I'd like to challenge a premise of your question:
I noticed that snow jackets tend to be cheaper than soft shell jackets and that they are waterproof and wind resistant, so I was wondering what issues I would face if I use a snow jacket?
You are putting too much emphasis on labels: "Snow jacket" is an arbitrary label that a company (seller or producer) may use, but it is essentially irrelevant to you. On the other hand "soft shell jacket" is a reference to a class of material used to make a jacket, so that's somewhat relevant. It's wrong to believe that's a uniform class of jackets, as in your case an "expensive" one. There's really cheap and crazy expensive soft-shells.
What you should put emphasis on is characteristics: Is a jacket water-proof, how breathable is it (this is not a binary condition!), how much (if any) insulation does it have, ... How exactly this influences they choice of jacket depends both on the target conditions and personal preference.
For your conditions and my preference (items of clothing that can be used as versatile as possible, and are dependable, enduring and reasonably priced), I'd go for a non-insulated, water-proof jacket.

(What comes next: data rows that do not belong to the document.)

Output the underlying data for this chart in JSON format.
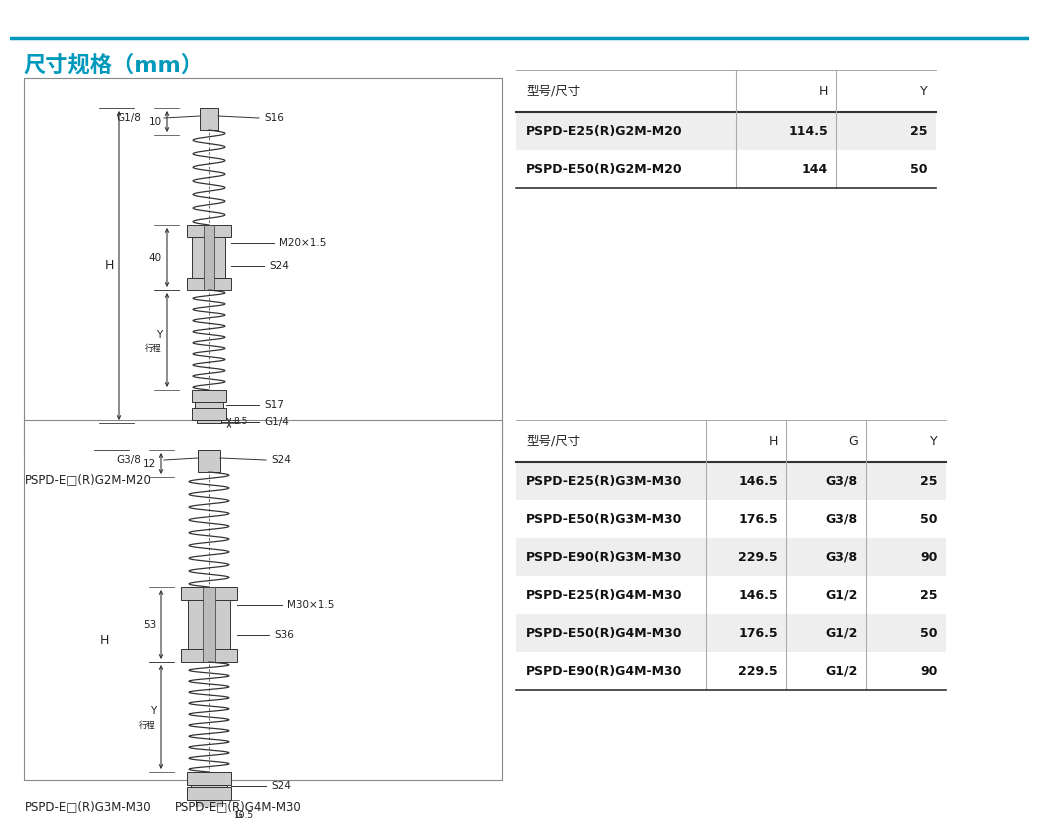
{
  "title": "尺寸规格（mm）",
  "title_color": "#0099bb",
  "bg_color": "#ffffff",
  "table1": {
    "headers": [
      "型号/尺寸",
      "H",
      "Y"
    ],
    "rows": [
      [
        "PSPD-E25(R)G2M-M20",
        "114.5",
        "25"
      ],
      [
        "PSPD-E50(R)G2M-M20",
        "144",
        "50"
      ]
    ]
  },
  "table2": {
    "headers": [
      "型号/尺寸",
      "H",
      "G",
      "Y"
    ],
    "rows": [
      [
        "PSPD-E25(R)G3M-M30",
        "146.5",
        "G3/8",
        "25"
      ],
      [
        "PSPD-E50(R)G3M-M30",
        "176.5",
        "G3/8",
        "50"
      ],
      [
        "PSPD-E90(R)G3M-M30",
        "229.5",
        "G3/8",
        "90"
      ],
      [
        "PSPD-E25(R)G4M-M30",
        "146.5",
        "G1/2",
        "25"
      ],
      [
        "PSPD-E50(R)G4M-M30",
        "176.5",
        "G1/2",
        "50"
      ],
      [
        "PSPD-E90(R)G4M-M30",
        "229.5",
        "G1/2",
        "90"
      ]
    ]
  },
  "label1": "PSPD-E□(R)G2M-M20",
  "label2a": "PSPD-E□(R)G3M-M30",
  "label2b": "PSPD-E□(R)G4M-M30"
}
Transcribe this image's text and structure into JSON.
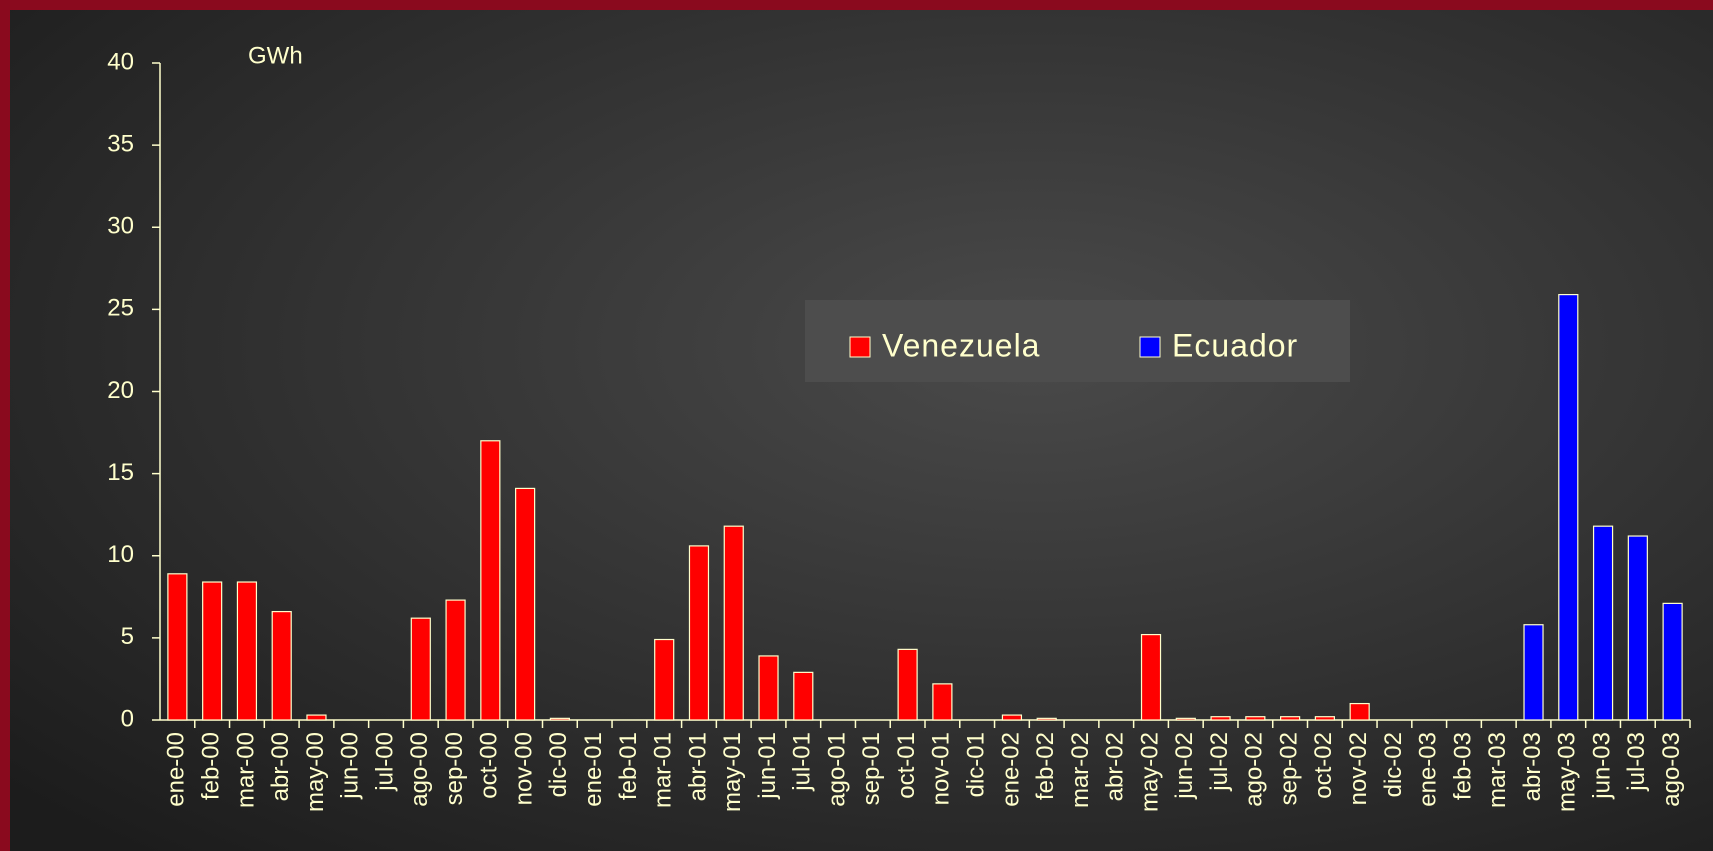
{
  "chart_data": {
    "type": "bar",
    "unit_label": "GWh",
    "categories": [
      "ene-00",
      "feb-00",
      "mar-00",
      "abr-00",
      "may-00",
      "jun-00",
      "jul-00",
      "ago-00",
      "sep-00",
      "oct-00",
      "nov-00",
      "dic-00",
      "ene-01",
      "feb-01",
      "mar-01",
      "abr-01",
      "may-01",
      "jun-01",
      "jul-01",
      "ago-01",
      "sep-01",
      "oct-01",
      "nov-01",
      "dic-01",
      "ene-02",
      "feb-02",
      "mar-02",
      "abr-02",
      "may-02",
      "jun-02",
      "jul-02",
      "ago-02",
      "sep-02",
      "oct-02",
      "nov-02",
      "dic-02",
      "ene-03",
      "feb-03",
      "mar-03",
      "abr-03",
      "may-03",
      "jun-03",
      "jul-03",
      "ago-03"
    ],
    "series": [
      {
        "name": "Venezuela",
        "color": "#ff0000",
        "values": [
          8.9,
          8.4,
          8.4,
          6.6,
          0.3,
          0,
          0,
          6.2,
          7.3,
          17.0,
          14.1,
          0.1,
          0,
          0,
          4.9,
          10.6,
          11.8,
          3.9,
          2.9,
          0,
          0,
          4.3,
          2.2,
          0,
          0.3,
          0.1,
          0,
          0,
          5.2,
          0.1,
          0.2,
          0.2,
          0.2,
          0.2,
          1.0,
          0,
          0,
          0,
          0,
          null,
          null,
          null,
          null,
          null
        ]
      },
      {
        "name": "Ecuador",
        "color": "#0000ff",
        "values": [
          null,
          null,
          null,
          null,
          null,
          null,
          null,
          null,
          null,
          null,
          null,
          null,
          null,
          null,
          null,
          null,
          null,
          null,
          null,
          null,
          null,
          null,
          null,
          null,
          null,
          null,
          null,
          null,
          null,
          null,
          null,
          null,
          null,
          null,
          null,
          null,
          null,
          null,
          null,
          5.8,
          25.9,
          11.8,
          11.2,
          7.1
        ]
      }
    ],
    "ylim": [
      0,
      40
    ],
    "yticks": [
      0,
      5,
      10,
      15,
      20,
      25,
      30,
      35,
      40
    ],
    "grid": false
  }
}
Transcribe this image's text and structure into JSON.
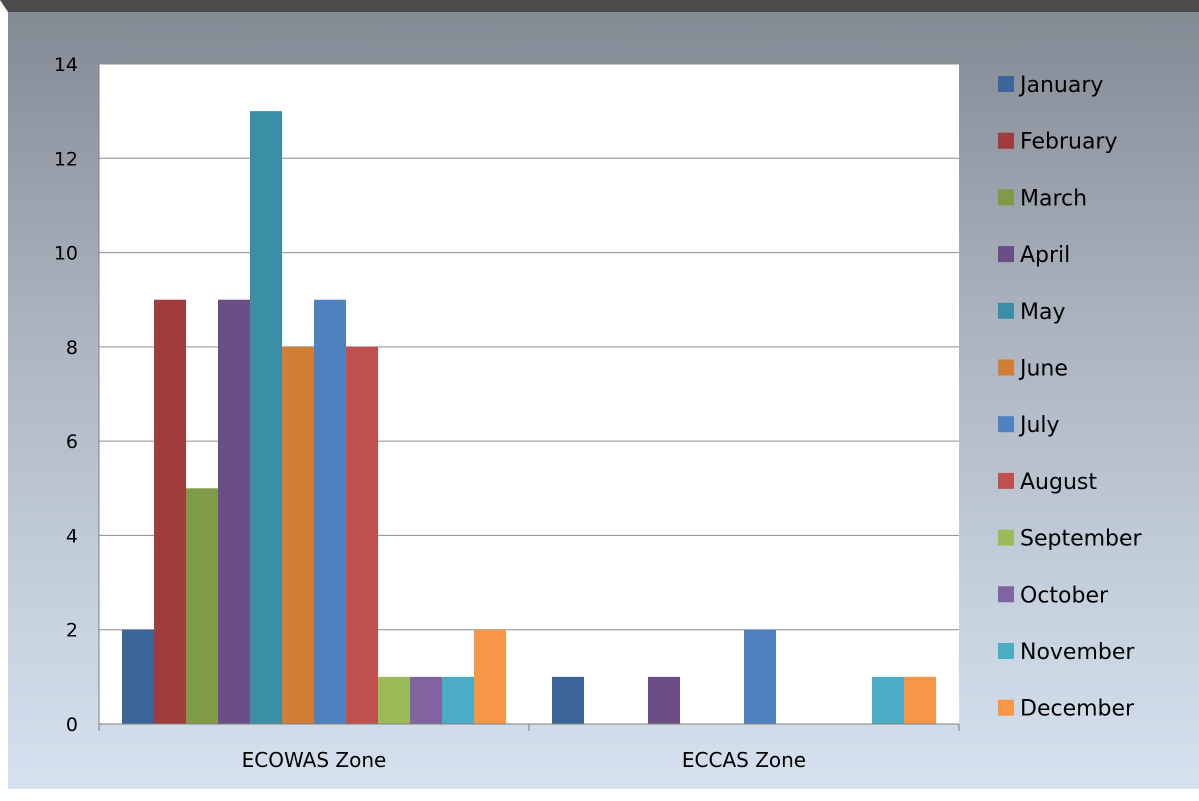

That is usually labelled "hard-shell", but I wouldn't be surprised if you found something with only very light insulation termed a "snow jacket". This won't be very breathable, but who cares in rain, and outside of rain you can open it or take it off -> very breathable. And for >8degC any kind of insulation below the jacket that you probably already have (pullovers or whatever) is fine.
Ignore labels like "snow-jackets", look for characteristics.
That said many so-called "snow-jackets" will not be water-proof and have too much insulation for your use-case, but there might just be one that fits it perfectly.